El organismo gasta energía cuando digerimos los alimentos para la absorción, digestión, transporte y almacenamiento de nutrientes. Este proceso, conocido como termogénesis inducida por la dieta (DIT), es una medida de cómo está funcionando nuestro metabolismo y puede diferir según la hora de la comida.

«Nuestros resultados muestran que una comida que se toma durante el desayuno, independientemente de la cantidad de calorías que contenga, genera el doble de termogénesis inducida por la dieta que la misma comida que se consume a la hora de cenar» explica la autora del estudio, Juliane Richter, de la Universidad de Lübeck en Alemania. Estos datos, añade, son relevantes porque «subrayan el valor de hacer un desayuno completo».

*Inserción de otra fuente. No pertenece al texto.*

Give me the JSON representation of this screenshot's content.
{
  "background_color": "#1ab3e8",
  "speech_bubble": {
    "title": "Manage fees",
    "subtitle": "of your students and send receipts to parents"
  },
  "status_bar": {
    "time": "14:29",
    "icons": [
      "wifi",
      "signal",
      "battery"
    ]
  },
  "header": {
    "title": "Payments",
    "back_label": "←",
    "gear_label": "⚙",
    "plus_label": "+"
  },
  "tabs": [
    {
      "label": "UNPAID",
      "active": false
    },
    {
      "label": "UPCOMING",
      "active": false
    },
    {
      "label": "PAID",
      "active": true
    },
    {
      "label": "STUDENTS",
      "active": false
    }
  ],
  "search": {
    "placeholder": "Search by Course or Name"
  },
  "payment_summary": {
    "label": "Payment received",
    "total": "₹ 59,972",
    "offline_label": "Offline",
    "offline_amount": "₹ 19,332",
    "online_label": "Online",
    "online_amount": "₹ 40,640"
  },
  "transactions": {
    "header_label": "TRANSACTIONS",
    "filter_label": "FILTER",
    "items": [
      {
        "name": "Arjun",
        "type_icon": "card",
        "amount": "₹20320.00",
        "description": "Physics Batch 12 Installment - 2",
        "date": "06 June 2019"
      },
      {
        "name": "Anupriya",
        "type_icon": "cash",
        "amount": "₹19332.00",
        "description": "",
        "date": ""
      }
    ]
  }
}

Nuestros resultados muestran que una comida que se toma durante el desayuno, independientemente de la cantidad de calorías que contenga, genera el doble de termogénesis inducida por la dieta que la misma comida que se consume a la hora de cenar

Los investigadores realizaron un estudio durante tres días con 16 hombres que consumieron un desayuno bajo en calorías y una cena rica en calorías, y viceversa en una segunda etapa. De esta forma descubrieron que el consumo idéntico de calorías condujo a una termogénesis inducida por la dieta 2,5 veces más elevada durante la mañana que por la noche justo después de las comidas ricas o bajas en calorías.

El aumento inducido por los alimentos de las concentraciones de azúcar en sangre e insulina disminuyó después del desayuno en comparación con la cena. Los resultados también muestran que tomar un desayuno bajo en calorías aumenta el apetito, específicamente para los dulces.

«Recomendamos a los pacientes con obesidad y a las personas sanas que desayunen de forma abundante en lugar de hacerlo a la hora de cenar para reducir el peso corporal y prevenir enfermedades metabólicas», concluye Richter.